Consumers don't need to keep their own static fallbacks on top: if fluidkit renders it moving, it also renders it still.

Release status

  • 0.5.0: current package. Ships semantic theming, tested degradation contracts, React 19 CI coverage, controls, menus, toasts, and the optional LiquidMetal subpath.
  • 0.4.0: added the surface family (LiquidCard, LiquidPanel, LiquidDialog, LiquidTooltip, LiquidText, VoiceBall, MeniscusDivider), ambient backgrounds, Caustics, and the docs showcase.
  • 0.3.0: moved LiquidTabs onto the engine, added pointer grab / tear / re-merge interactions, opt-in refraction, per-frame DOM writes, and the docs site.
  • 0.2.0: introduced the liquid engine and rebuilt Droplets, Thinking, and MorphSurface on it.
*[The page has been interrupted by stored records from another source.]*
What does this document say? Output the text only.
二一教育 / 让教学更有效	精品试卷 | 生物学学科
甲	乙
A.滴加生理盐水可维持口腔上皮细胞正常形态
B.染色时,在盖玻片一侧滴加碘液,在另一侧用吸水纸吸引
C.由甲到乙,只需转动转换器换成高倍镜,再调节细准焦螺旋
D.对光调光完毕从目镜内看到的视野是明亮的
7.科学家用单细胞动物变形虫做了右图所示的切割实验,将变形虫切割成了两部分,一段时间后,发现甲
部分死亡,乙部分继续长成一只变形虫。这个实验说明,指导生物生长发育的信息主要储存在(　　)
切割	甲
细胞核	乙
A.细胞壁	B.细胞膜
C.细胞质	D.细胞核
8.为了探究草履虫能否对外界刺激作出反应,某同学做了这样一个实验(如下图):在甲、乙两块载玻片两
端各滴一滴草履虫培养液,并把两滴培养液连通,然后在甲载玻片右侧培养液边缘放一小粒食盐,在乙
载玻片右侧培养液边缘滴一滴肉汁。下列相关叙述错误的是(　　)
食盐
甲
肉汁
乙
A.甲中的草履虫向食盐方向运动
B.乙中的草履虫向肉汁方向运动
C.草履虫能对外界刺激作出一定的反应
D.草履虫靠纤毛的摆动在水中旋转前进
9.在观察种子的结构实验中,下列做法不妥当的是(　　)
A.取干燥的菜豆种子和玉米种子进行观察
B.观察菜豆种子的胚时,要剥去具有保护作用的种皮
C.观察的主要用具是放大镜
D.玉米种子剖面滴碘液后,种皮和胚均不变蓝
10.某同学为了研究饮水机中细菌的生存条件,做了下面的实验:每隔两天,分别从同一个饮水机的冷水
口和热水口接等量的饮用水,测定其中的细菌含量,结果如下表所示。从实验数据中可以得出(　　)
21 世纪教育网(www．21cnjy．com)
See CHANGELOG.md for full release notes.

Docs site

The playground doubles as the public docs site: hero, live demos, controls, and copy-paste snippets for every primitive.

  • Develop: npm run dev
  • Build: npm run build:site → static bundle in dist-site/, deployable to any static host (GitHub Pages, Netlify, Vercel — no server needed).

More

Development

  • npm test: run tests
  • npm run typecheck: type check the library
  • npm run size: check bundle size (36.7 kB brotli budget on the core entry via size-limit)
  • npm run check:gpu-leak: guard against GPU dependencies
  • npm run check:pack: verify npm pack contents

All guards run in CI (Node 20 and 24).